Pronto comprendemos que es nada más que la punta del ovillo, que una pesadilla dialoga con otras, y el efecto Fonseca consiste en provocar risa y llanto a la vez, en volverse sensible al mismo tiempo que brutal, en el mestizaje entre lo lúcido y lo grotesco, en ridiculizar a Flaubert e insultar a Nabokov a sabiendas de que ambos son indestructibles, en un cóctel que sólo puede definirse en sus propios términos, mucho más que la suma de sus ingredientes.
Escritor tardío (publicó su primer libro a los 38 años), creador de por lo menos dos personajes inolvidables –Gustavo Flavio, el de B
&S, y un abogado al que llaman Mandrake y que protagoniza varios de sus libros–, abogado en su juventud y funcionario de la policía, amante de varias generaciones enteras de sus colegas brasileñas, misterioso amigo del todavía más misterioso Thomas Pynchon, Rubem Fonseca es una de las dos figuras tutelares de la literatura actual en su país (junto a Dalton Trevisan, que también cumple 90 por estos días).
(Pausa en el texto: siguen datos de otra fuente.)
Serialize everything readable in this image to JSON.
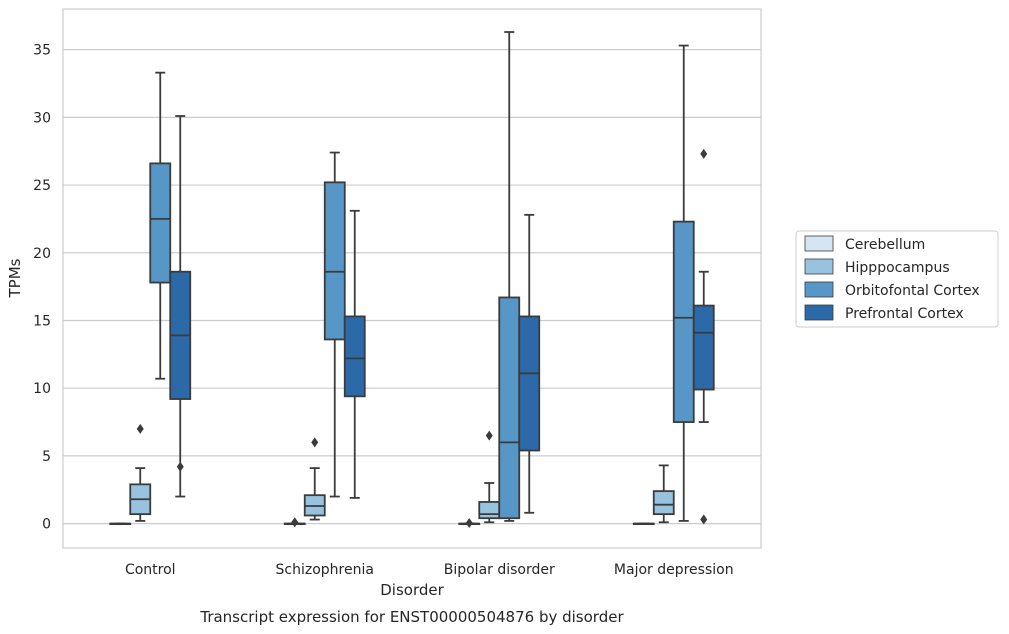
{
  "chart_data": {
    "type": "box",
    "xlabel": "Disorder",
    "ylabel": "TPMs",
    "caption": "Transcript expression for ENST00000504876 by disorder",
    "ylim": [
      -1.8,
      38.0
    ],
    "yticks": [
      0,
      5,
      10,
      15,
      20,
      25,
      30,
      35
    ],
    "grid": "horizontal",
    "legend_position": "right",
    "categories": [
      "Control",
      "Schizophrenia",
      "Bipolar disorder",
      "Major depression"
    ],
    "series": [
      {
        "name": "Cerebellum",
        "color": "#d6e5f2",
        "boxes": [
          {
            "whisker_low": 0,
            "q1": 0,
            "median": 0,
            "q3": 0,
            "whisker_high": 0,
            "outliers": []
          },
          {
            "whisker_low": 0,
            "q1": 0,
            "median": 0,
            "q3": 0,
            "whisker_high": 0,
            "outliers": [
              0.1
            ]
          },
          {
            "whisker_low": 0,
            "q1": 0,
            "median": 0,
            "q3": 0,
            "whisker_high": 0,
            "outliers": [
              0.05
            ]
          },
          {
            "whisker_low": 0,
            "q1": 0,
            "median": 0,
            "q3": 0,
            "whisker_high": 0,
            "outliers": []
          }
        ]
      },
      {
        "name": "Hipppocampus",
        "color": "#97c3df",
        "boxes": [
          {
            "whisker_low": 0.2,
            "q1": 0.7,
            "median": 1.8,
            "q3": 2.9,
            "whisker_high": 4.1,
            "outliers": [
              7.0
            ]
          },
          {
            "whisker_low": 0.3,
            "q1": 0.6,
            "median": 1.3,
            "q3": 2.1,
            "whisker_high": 4.1,
            "outliers": [
              6.0
            ]
          },
          {
            "whisker_low": 0.1,
            "q1": 0.4,
            "median": 0.7,
            "q3": 1.6,
            "whisker_high": 3.0,
            "outliers": [
              6.5
            ]
          },
          {
            "whisker_low": 0.1,
            "q1": 0.7,
            "median": 1.4,
            "q3": 2.4,
            "whisker_high": 4.3,
            "outliers": []
          }
        ]
      },
      {
        "name": "Orbitofontal Cortex",
        "color": "#5697c7",
        "boxes": [
          {
            "whisker_low": 10.7,
            "q1": 17.8,
            "median": 22.5,
            "q3": 26.6,
            "whisker_high": 33.3,
            "outliers": []
          },
          {
            "whisker_low": 2.0,
            "q1": 13.6,
            "median": 18.6,
            "q3": 25.2,
            "whisker_high": 27.4,
            "outliers": []
          },
          {
            "whisker_low": 0.2,
            "q1": 0.4,
            "median": 6.0,
            "q3": 16.7,
            "whisker_high": 36.3,
            "outliers": []
          },
          {
            "whisker_low": 0.2,
            "q1": 7.5,
            "median": 15.2,
            "q3": 22.3,
            "whisker_high": 35.3,
            "outliers": []
          }
        ]
      },
      {
        "name": "Prefrontal Cortex",
        "color": "#2c69a8",
        "boxes": [
          {
            "whisker_low": 2.0,
            "q1": 9.2,
            "median": 13.9,
            "q3": 18.6,
            "whisker_high": 30.1,
            "outliers": [
              4.2
            ]
          },
          {
            "whisker_low": 1.9,
            "q1": 9.4,
            "median": 12.2,
            "q3": 15.3,
            "whisker_high": 23.1,
            "outliers": []
          },
          {
            "whisker_low": 0.8,
            "q1": 5.4,
            "median": 11.1,
            "q3": 15.3,
            "whisker_high": 22.8,
            "outliers": []
          },
          {
            "whisker_low": 7.5,
            "q1": 9.9,
            "median": 14.1,
            "q3": 16.1,
            "whisker_high": 18.6,
            "outliers": [
              27.3,
              0.3
            ]
          }
        ]
      }
    ]
  }
}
Alguien que ha ramificado su influencia en todas direcciones –aunque su discípula más visible, y una de las más notables, es la filosísima Patricia Melo–, al margen de la inconsistencia de sus últimos libros, demasiado sintéticos o concretos, todas esas pequeñas historias que empezó a publicar después de confesar que ya estaba viejo para el esfuerzo que implicaba una novela. Por fortuna, en el camino incumplió su promesa y escribió un texto de la contundencia de El seminarista. Todavía está ahí, agazapado, ajeno a lo que digan de él y al paso del tiempo. Y acaso todavía nos guarde alguna sorpresa.